Outros indicadores que lançam luz sobre a evolução da economia do país no período em causa são as taxas de desemprego e de crescimento do Produto Interno Bruto (PIB). Observe-se o quadro seguinte:
A análise dos valores do Quadro 4, leva-nos a conclusões relativamente semelhantes às elaboradas com os anteriores indicadores. Se é certo que tem de se dar atenção ao facto de a crise financeira de 2008 se ter repercutido na atividade económica global, incluindo Portugal, também é verdade que não se pode escamotear o facto de ser nos períodos de governação centro-direita que os valores da taxa de desemprego foram mais elevados e que as taxas de crescimento real do PIB foram mais baixas.

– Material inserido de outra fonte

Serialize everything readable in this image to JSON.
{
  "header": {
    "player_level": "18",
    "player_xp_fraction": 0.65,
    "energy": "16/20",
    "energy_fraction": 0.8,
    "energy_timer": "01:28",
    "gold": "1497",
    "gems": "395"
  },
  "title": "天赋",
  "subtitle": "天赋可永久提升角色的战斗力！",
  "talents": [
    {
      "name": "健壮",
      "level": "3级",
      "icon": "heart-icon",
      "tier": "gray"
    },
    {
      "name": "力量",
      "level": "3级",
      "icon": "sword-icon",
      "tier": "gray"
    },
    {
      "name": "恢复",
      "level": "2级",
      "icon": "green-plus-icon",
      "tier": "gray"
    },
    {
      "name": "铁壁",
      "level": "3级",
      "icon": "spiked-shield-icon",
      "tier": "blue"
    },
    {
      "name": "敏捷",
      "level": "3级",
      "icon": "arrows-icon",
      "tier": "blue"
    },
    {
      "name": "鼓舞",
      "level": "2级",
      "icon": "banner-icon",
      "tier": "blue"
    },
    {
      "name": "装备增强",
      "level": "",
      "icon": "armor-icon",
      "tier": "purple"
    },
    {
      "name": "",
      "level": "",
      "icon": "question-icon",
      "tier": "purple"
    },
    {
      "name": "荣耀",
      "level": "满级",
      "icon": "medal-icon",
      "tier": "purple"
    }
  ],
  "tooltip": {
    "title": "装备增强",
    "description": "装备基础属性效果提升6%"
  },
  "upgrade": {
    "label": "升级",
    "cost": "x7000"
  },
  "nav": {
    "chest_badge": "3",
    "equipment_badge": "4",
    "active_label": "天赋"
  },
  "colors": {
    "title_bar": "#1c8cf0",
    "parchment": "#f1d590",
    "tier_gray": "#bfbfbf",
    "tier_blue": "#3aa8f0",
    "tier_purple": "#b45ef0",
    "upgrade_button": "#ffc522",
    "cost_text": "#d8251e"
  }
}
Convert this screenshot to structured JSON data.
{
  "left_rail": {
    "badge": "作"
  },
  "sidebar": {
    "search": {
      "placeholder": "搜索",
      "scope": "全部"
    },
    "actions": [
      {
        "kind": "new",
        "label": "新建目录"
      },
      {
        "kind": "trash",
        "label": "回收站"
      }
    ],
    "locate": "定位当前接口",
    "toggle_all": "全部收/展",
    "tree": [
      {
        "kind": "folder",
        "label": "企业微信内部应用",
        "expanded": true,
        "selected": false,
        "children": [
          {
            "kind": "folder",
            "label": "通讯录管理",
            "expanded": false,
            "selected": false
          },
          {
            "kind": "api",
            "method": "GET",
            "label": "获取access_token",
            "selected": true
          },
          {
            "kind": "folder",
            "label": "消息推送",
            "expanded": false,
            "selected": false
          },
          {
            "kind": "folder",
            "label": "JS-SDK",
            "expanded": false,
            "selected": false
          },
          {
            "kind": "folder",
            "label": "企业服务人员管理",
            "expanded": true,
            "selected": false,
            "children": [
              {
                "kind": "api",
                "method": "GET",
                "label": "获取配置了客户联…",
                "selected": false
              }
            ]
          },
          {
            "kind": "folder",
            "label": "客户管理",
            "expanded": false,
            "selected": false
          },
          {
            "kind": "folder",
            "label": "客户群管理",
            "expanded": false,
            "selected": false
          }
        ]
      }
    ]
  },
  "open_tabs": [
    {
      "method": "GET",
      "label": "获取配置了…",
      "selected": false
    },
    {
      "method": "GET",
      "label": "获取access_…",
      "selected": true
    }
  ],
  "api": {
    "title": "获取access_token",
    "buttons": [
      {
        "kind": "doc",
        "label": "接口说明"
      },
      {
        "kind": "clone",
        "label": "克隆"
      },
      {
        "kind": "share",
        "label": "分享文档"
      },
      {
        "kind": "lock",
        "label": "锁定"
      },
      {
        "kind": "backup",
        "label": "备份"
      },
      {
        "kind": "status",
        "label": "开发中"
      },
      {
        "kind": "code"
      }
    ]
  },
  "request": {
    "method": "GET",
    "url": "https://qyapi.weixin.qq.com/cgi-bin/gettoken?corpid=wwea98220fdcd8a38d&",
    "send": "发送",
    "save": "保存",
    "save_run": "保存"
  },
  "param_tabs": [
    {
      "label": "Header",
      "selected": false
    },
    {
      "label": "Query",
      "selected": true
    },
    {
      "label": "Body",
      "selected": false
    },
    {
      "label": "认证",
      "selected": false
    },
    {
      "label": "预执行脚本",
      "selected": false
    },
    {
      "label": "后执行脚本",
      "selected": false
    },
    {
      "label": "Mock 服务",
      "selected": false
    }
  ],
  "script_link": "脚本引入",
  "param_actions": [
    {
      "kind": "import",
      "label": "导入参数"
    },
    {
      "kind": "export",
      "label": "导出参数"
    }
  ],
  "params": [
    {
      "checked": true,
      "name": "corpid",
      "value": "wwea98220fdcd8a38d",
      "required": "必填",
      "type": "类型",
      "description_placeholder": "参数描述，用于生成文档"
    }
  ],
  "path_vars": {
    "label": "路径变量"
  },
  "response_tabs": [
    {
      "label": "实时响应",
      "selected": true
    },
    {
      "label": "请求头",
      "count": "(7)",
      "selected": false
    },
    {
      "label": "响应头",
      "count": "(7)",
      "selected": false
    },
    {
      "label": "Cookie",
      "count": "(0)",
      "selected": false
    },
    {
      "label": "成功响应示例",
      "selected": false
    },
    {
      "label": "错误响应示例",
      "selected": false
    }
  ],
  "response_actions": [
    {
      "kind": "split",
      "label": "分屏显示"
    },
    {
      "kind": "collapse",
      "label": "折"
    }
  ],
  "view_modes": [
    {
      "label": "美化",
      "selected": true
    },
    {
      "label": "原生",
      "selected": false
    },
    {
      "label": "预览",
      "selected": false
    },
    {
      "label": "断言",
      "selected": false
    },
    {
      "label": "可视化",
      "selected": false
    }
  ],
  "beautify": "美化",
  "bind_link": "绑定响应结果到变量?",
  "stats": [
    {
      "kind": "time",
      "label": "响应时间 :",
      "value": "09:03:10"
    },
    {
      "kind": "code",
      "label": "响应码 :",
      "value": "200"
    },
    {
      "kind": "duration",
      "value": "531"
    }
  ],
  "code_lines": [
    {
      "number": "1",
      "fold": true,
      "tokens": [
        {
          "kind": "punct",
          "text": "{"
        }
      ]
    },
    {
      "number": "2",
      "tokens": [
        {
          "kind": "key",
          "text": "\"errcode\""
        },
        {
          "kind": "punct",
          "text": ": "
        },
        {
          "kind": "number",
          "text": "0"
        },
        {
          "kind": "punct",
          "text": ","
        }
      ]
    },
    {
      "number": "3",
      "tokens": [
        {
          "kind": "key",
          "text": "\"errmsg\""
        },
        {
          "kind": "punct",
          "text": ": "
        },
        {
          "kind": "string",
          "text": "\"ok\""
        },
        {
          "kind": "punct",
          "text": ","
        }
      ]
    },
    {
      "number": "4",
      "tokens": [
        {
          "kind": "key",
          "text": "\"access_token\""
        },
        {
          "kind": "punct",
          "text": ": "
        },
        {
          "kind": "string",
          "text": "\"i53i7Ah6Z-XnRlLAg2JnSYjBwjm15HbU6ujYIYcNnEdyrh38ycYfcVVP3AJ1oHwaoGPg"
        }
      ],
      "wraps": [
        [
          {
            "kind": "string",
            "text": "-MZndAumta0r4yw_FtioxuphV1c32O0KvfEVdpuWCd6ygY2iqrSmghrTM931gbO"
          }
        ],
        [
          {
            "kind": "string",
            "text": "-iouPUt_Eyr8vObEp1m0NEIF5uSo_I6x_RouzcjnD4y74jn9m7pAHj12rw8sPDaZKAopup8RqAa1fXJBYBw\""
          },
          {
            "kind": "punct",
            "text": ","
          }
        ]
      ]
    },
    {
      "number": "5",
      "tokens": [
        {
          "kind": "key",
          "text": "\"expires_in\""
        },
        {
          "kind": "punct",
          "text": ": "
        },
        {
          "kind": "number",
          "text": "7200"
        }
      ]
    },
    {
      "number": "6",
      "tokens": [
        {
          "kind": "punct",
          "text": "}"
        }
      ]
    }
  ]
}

Anos | Taxa de desemprego (%) | Taxa de crescimento real do PIB (taxa de variação, %) |
Anos | Taxa de desemprego (%) |
Taxa de crescimento real do PIB (taxa de variação, %) |
---|---|---|---|---|---|
2000 | 3,9 | 3,82 | 2011 | 13,4 | -1,70 |
2001 | 4,0 | 1,94 | 2012 | 16,5 | -4,06 |
2002 | 5,0 | 0,77 | 2013 | 17,1 | -0,92 |
2003 | 6,3 | -0,93 | 2014 | 14,5 | 0,79 |
2004 | 6,6 | 1,79 | 2015 | 12,9 | 1,79 |
2005 | 7,6 | 0,78 | 2016 | 11,5 | 2,05 |
2006 | 7,6 | 1,63 | 2017 | 9,2 | 3,51 |
2007 | 8,0 | 2,51 | 2018 | 7,2 | 2,85 |
2008 | 7,6 | 0,32 | 2019 | 6.6 | 2,69 |
2009 | 9,4 | -3,12 | 2020 | 7,0 | -8,96 |
2010 | 10,8 | 1,74 | 2021 | 6,6 | 4,9 |
Fonte: PORDATA (2022) e INE (2022).
Os dados acima apresentados mostram bem como os piores desempenhos da economia portuguesa e da situação social dos portugueses ocorreram nos períodos de governação de centro-direita, mesmo dando atenção ao facto de existirem muitos fatores internos e externos que condicionam as economias, independentemente da natureza dos partidos no poder.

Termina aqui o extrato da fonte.